French Pres. Emmanuel Macron pledged surplus French air force Mirage 2000-5s to Ukraine back in June. Ukrainian pilots and ground crews traveled to France for a crash training program. Eight months later, the first three Mirage 2000s and their pilots and maintainers were ready for action. “They will now participate in defending Ukraine’s skies,” French Defense Minister Sébastien Lecornu stated.
The Mirages will join a growing fleet of ex-European Lockheed Martin F-16s in revamping the battered Ukrainian air force, which has mostly made do with the same few hundred ex-Soviet warplanes it had in service or in storage before Russia widened its war on Ukraine three years ago.
The air force has lost around 100 of these older jets to Russian missiles; 85 F-16s and potentially a dozen or more Mirage 2000s will complement the surviving Soviet models as the war grinds into its fourth year.
The dozen or so ex-Danish and ex-Dutch F-16s that have arrived so far, minus one former Danish jet that crashed last year, have been flying air-defense missions targeting Russian drones and cruise missiles bombarding Ukrainian cities.
The Mirages may fly ground-attack missions.
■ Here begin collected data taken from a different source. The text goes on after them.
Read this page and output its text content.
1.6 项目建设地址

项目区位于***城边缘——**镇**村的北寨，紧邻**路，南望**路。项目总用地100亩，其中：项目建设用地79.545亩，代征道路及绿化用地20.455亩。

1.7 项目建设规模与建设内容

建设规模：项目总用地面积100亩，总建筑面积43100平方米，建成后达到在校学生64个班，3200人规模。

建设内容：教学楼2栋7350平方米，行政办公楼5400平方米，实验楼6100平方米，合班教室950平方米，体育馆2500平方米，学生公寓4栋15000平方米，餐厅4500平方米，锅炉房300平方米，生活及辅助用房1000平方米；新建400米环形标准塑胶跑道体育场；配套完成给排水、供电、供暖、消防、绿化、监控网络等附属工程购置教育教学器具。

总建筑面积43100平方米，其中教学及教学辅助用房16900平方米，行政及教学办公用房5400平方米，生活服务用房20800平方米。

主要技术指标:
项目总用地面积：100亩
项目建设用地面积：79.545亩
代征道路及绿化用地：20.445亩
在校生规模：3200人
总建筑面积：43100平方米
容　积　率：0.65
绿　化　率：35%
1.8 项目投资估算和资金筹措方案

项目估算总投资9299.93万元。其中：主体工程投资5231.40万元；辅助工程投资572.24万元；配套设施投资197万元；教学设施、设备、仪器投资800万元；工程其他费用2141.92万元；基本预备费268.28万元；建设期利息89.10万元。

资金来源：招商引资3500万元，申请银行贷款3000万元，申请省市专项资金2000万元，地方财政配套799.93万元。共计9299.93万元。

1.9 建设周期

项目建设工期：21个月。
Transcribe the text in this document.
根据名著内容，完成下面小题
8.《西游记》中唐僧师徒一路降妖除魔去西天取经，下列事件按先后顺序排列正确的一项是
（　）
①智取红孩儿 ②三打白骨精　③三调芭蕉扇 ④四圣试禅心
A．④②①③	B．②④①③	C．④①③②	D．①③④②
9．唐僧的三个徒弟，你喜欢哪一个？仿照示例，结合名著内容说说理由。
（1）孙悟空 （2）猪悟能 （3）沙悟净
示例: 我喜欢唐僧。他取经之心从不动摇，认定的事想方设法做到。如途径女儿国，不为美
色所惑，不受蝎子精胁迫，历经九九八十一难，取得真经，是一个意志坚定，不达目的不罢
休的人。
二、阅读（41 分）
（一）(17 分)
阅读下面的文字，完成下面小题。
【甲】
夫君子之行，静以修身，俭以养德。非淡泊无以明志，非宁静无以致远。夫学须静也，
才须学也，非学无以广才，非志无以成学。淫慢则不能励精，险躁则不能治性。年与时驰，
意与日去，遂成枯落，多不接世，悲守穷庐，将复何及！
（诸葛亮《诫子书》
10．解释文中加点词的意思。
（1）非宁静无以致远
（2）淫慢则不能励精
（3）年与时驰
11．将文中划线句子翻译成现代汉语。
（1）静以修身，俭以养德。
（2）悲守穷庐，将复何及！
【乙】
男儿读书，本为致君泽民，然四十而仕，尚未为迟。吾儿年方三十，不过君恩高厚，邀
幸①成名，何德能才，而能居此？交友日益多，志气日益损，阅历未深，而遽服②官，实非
According to La Tribune, the French tweaked the air-defense Mirage 2000-5s not only to carry SCALP-EGs, but also to haul the Hammer glide-bombs Ukraine gets from France.
The SCALP-EGs are critical. Ranging as far as 155 miles with bunker-busting tandem warheads, the 2,900-pound missiles can hit Russian regiments where they’re most vulnerable: their headquarters.
In the months before launching their recent counteroffensive in Kursk, the Ukrainians went to great pains to find and strike the command posts of the Russian 810th Naval Infantry Brigade. It’s no coincidence that, when they attacked on the southeastern edge of their 250-square-mile salient in Kursk last week, the Ukrainian focused their troops and firepower in the same sector held by the beleaguered and befuddled marine brigade.
The Mirages will only be as useful as their best munitions are plentiful. It’s unclear how many SCALP-EGs Ukraine has gotten from France and Italy. Perhaps as few as 100. It’s also unclear how many of the missiles Ukraine has left after years of hard fighting.
The French are trying to send more. Paris allocated $2 billion for munitions production this year, including a fresh batch of SCALP-EGs, many of which could wind up in Ukraine. “Yes, we continue to provide SCALP missiles,” said Gael Aller, France’s ambassador to Ukraine. “We don’t have so many of them, and we have to buy more, so it takes some time.”
Ukraine is developing its own new deep-strike munitions. And while they’re initially being tested on old Soviet jets including Sukhoi Su-24 bombers, it’s possible they could eventually arm the Mirage 2000s, too—keeping the jets in action even when stocks of SCALP-EGs run low or run out.